Detecting evidence of invasive fungal infections in cytology and histopathology reports enriched with concept-level annotations
Journal Title
Journal of Biomedical Informatics
Publication Type
Research article
Abstract
Invasive fungal infections (IFIs) are particularly dangerous to high-risk patients with haematological malignancies and are responsible for excessive mortality and delays in cancer therapy.

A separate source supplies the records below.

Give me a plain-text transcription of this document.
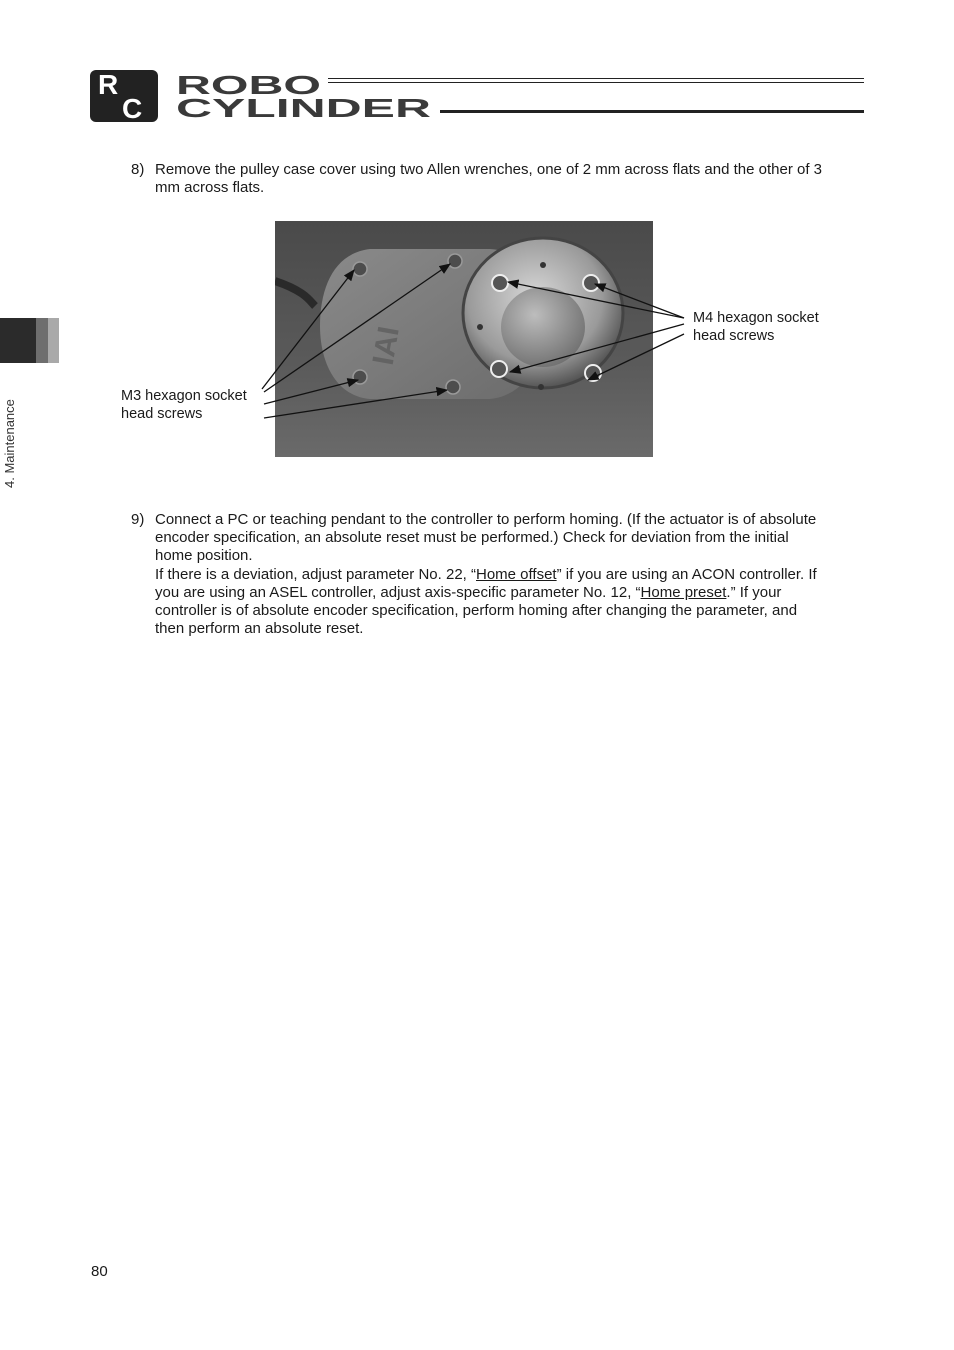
R
C
ROBO
CYLINDER
4. Maintenance
8) Remove the pulley case cover using two Allen wrenches, one of 2 mm across flats and the other of 3
mm across flats.
IAI
M3 hexagon socket
head screws
M4 hexagon socket
head screws
9) Connect a PC or teaching pendant to the controller to perform homing. (If the actuator is of absolute
encoder specification, an absolute reset must be performed.) Check for deviation from the initial
home position.
If there is a deviation, adjust parameter No. 22, “Home offset” if you are using an ACON controller. If
you are using an ASEL controller, adjust axis-specific parameter No. 12, “Home preset.” If your
controller is of absolute encoder specification, perform homing after changing the parameter, and
then perform an absolute reset.
80
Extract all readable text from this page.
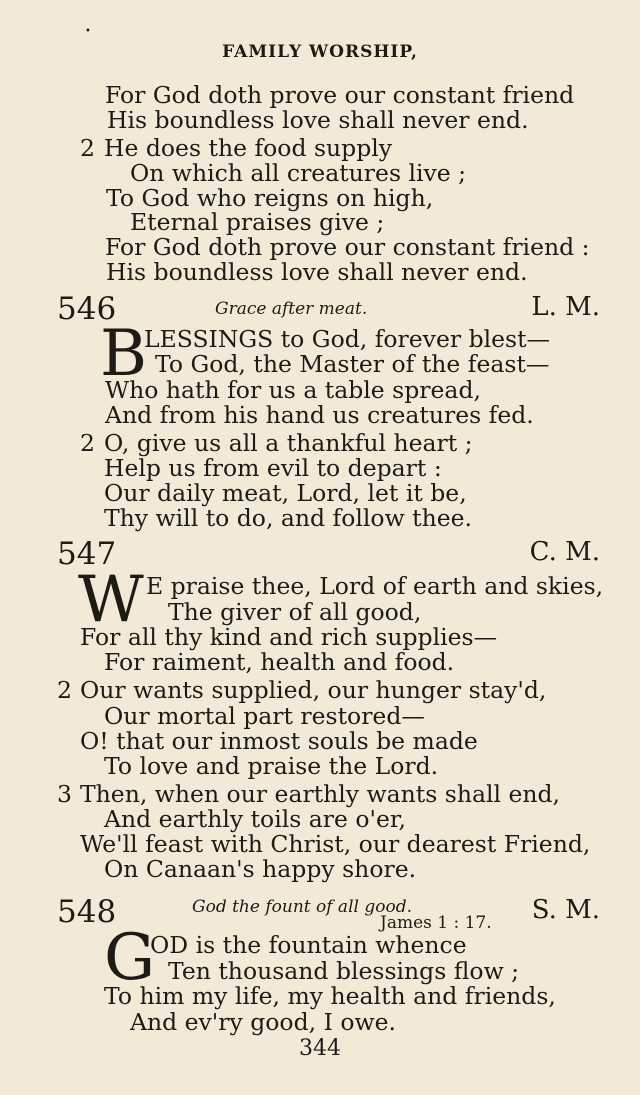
•
FAMILY WORSHIP,
For God doth prove our constant friend
His boundless love shall never end.
2 He does the food supply
On which all creatures live ;
To God who reigns on high,
Eternal praises give ;
For God doth prove our constant friend :
His boundless love shall never end.
546	Grace after meat.	L. M.
B
LESSINGS to God, forever blest—
To God, the Master of the feast—
Who hath for us a table spread,
And from his hand us creatures fed.
2 O, give us all a thankful heart ;
Help us from evil to depart :
Our daily meat, Lord, let it be,
Thy will to do, and follow thee.
547	C. M.
W E praise thee, Lord of earth and skies,
The giver of all good,
For all thy kind and rich supplies—
For raiment, health and food.
2 Our wants supplied, our hunger stay'd,
Our mortal part restored—
O! that our inmost souls be made
To love and praise the Lord.
3 Then, when our earthly wants shall end,
And earthly toils are o'er,
We'll feast with Christ, our dearest Friend,
On Canaan's happy shore.
548	God the fount of all good.
James 1 : 17. S. M.
G
OD is the fountain whence
Ten thousand blessings flow ;
To him my life, my health and friends,
And ev'ry good, I owe.
344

Surveillance of IFI in clinical settings offers an opportunity to identify potential risk factors and evaluate new therapeutic strategies. However, manual surveillance is both time- and resource-intensive. As part of a broader project aimed to develop a system for automated IFI surveillance by leveraging electronic medical records, we present our approach to detecting evidence of IFI in the key diagnostic domain of histopathology. Using natural language processing (NLP), we analysed cytology and histopathology reports to identify IFI-positive reports. We compared a conventional bag-of-words classification model to a method that relies on concept-level annotations. Although the investment to prepare data supporting concept annotations is substantial, extracting targeted information specific to IFI as a pre-processing step increased the performance of the classifier from the PR AUC of 0.84 to 0.92 and enabled model interpretability. We have made publicly available the annotated dataset of 283 reports, the Cytology and Histopathology IFI Reports corpus (CHIFIR), to allow the clinical NLP research community to further build on our results.
Publisher
Elsevier
Keywords
Humans; *Invasive Fungal Infections/epidemiology; Electronic Health Records; Natural Language Processing; Risk Factors; Concept recognition; Fungal infections; Histopathology reports; Machine learning
Department(s)
Infectious Diseases
PubMed ID
36682389
Open Access at Publisher's Site
https://doi.org/10.1016/j.jbi.2023.104293
Terms of Use/Rights Notice
Refer to copyright notice on published article.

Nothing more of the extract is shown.